/azure-app-service-fastapi

An example of deploying a machine learning model on Azure App Service.

Primary LanguageJupyter Notebook

Example of Deploying a FastAPI App using Azure App Service

An example of how a machine learning model can be served from a REST API using Azure App Service, a PaaS for hosting web applications.

Directory Contents

  • scripts/ contains the Python scripts used in the main.py file
  • static/ contains the Jupyter notebook, the data used for our model, and the model itself
  • main.py contains the logic for our API

Instructions for Deployment

local deployment

  1. Create a Python environment for this project (e.g. python3 -m venv azure-app-service).
  2. Activate your new environment and install the dependencies listed in requirements.txt. If using PIP, run pip install from this project's root directory.
  3. Run uvicorn main:app from your projects root directory.
  4. Navigate to http://localhost:8000 from a browser.

from the Azure Portal

  1. Fork the repo to your own github account.
  2. From the Azure portal, look up "App Services" on the search bar and navigate to the service.
  3. Click "create"
  4. Fill out the first page.
    • "Runtime stack" should be "Python 3.10"
    • "Pricing plan" must be "Basic" or better for Github deployment (this is not a free pricing plan. if you don't want to incur charges, remember to delete resources).
  5. On the "Deployment" page, connect to the forked repository on your Github account.
  6. Create the app service.
  7. Once created, go to the resource and navigate to the "Configuration" setting.
  8. Under the "General Settings" tab, copy and paste gunicorn main:app --workers 4 --worker-class uvicorn.workers.UvicornWorker --bind 0.0.0.0:8000 into startup command.
  9. Go back to the "Overview" section and restart the App Service.
  10. Go to the "Overview" tab and click on the link under Default domain.

Use of API

Making a GET request to your Default domain or navigtaing to it from the browser should return the page seen in the image above.
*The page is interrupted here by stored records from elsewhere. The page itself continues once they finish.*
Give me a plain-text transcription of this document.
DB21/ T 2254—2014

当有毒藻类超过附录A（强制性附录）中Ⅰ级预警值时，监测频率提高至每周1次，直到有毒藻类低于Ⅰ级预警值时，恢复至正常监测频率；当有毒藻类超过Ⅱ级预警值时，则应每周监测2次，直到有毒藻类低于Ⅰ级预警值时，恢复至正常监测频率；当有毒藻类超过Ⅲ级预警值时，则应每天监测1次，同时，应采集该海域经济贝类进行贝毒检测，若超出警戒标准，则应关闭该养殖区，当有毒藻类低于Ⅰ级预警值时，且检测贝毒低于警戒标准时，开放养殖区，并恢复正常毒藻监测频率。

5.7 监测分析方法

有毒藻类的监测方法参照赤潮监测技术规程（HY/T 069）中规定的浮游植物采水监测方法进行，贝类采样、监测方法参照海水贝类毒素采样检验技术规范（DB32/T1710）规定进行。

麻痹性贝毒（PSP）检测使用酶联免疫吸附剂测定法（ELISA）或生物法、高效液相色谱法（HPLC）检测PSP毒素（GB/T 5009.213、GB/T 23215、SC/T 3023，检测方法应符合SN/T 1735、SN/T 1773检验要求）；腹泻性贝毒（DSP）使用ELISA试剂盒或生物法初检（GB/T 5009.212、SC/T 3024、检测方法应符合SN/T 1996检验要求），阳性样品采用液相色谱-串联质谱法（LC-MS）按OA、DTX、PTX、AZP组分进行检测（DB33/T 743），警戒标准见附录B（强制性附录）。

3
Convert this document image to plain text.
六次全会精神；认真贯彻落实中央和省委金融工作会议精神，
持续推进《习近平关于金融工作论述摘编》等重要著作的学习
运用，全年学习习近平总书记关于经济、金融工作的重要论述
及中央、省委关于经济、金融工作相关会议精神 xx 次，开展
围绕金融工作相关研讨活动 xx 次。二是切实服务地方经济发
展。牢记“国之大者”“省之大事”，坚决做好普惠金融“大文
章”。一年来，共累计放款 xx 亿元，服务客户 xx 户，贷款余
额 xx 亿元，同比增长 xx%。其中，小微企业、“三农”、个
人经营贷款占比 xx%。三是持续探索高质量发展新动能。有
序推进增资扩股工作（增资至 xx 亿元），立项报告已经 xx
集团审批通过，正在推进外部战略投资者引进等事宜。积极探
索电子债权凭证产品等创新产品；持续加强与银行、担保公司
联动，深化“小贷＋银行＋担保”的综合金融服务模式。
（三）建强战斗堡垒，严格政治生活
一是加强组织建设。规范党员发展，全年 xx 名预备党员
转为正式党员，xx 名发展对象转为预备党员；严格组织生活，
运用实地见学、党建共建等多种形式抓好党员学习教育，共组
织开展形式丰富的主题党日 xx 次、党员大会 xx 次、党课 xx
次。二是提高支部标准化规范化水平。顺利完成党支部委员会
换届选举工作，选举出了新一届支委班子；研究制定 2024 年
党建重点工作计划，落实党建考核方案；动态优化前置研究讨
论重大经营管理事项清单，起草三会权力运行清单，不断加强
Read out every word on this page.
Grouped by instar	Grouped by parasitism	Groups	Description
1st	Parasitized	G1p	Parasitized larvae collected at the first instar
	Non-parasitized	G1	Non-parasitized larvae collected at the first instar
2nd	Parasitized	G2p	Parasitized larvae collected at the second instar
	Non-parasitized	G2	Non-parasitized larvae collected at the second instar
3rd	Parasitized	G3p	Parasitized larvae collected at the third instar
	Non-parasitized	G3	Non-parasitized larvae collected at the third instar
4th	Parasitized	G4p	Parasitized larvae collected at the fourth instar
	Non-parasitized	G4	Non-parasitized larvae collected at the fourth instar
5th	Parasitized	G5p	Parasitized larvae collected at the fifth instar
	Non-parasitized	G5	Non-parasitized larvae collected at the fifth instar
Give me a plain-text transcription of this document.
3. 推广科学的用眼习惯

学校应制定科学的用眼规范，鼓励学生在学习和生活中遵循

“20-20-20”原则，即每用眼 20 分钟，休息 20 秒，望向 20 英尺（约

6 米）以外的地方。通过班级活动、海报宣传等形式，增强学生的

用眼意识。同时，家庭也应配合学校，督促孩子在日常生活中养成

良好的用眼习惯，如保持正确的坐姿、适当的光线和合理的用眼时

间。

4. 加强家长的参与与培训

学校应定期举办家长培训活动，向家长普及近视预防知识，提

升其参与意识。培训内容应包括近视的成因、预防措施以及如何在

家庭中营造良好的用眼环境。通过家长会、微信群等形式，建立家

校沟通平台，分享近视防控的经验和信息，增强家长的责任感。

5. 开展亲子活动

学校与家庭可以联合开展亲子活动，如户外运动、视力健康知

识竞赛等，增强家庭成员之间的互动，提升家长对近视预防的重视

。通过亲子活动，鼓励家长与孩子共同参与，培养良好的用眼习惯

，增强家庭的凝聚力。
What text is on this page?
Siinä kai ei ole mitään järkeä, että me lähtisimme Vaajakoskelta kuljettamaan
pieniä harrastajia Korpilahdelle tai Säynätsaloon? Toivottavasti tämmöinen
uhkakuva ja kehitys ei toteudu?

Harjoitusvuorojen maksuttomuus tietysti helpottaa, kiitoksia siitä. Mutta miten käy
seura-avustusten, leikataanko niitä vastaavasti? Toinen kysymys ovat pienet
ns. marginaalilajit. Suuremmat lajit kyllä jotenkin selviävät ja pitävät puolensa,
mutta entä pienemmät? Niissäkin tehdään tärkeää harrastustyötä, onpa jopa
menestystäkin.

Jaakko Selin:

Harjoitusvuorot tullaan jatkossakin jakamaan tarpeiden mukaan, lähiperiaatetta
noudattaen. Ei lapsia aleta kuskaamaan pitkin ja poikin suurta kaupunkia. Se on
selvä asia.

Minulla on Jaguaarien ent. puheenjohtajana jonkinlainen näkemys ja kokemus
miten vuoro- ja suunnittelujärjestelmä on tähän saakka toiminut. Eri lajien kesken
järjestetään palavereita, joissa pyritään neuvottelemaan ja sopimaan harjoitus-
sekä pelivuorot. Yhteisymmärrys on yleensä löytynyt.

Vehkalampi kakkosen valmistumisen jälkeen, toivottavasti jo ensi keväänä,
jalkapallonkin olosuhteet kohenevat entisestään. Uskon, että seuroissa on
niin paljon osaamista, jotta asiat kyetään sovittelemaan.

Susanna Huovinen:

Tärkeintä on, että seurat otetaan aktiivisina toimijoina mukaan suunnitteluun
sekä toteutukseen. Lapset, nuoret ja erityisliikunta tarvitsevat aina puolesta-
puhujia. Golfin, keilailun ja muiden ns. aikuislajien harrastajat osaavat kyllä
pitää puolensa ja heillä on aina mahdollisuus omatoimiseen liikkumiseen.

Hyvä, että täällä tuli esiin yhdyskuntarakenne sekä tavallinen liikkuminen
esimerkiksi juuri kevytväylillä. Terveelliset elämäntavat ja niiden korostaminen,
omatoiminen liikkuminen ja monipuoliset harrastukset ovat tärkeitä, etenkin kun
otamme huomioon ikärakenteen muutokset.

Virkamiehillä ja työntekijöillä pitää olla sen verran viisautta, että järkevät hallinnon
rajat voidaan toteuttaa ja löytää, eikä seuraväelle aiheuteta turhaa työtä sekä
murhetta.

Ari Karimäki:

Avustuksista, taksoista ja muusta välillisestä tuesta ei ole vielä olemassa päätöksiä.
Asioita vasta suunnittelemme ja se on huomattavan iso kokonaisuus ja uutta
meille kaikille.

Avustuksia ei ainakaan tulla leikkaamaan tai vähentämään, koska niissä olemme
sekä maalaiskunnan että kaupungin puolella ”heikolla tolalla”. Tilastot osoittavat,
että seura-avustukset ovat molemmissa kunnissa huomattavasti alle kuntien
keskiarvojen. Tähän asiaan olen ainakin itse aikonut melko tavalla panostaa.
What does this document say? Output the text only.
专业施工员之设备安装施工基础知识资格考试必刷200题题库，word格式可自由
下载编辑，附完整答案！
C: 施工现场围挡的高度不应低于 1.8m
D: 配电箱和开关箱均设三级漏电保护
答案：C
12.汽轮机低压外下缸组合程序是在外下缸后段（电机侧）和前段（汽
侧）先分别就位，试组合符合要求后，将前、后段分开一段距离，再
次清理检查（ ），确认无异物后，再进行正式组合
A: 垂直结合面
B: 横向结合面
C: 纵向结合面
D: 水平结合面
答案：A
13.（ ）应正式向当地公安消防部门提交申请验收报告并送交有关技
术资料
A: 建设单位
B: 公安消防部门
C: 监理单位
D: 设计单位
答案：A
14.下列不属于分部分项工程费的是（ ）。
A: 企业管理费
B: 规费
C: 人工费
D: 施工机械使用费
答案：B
A POST request to {your_default_domain}/predict?color={some_color}&shape={some_shape} makes use of our ML model, and returns a response with our target variable happiness_score.

Troubleshooting

  • If you get a 429 error, try recreating the App Service in a different region.
  • You should not have to specify a port. It takes a while for the app to deploy so give it 5-10 mins.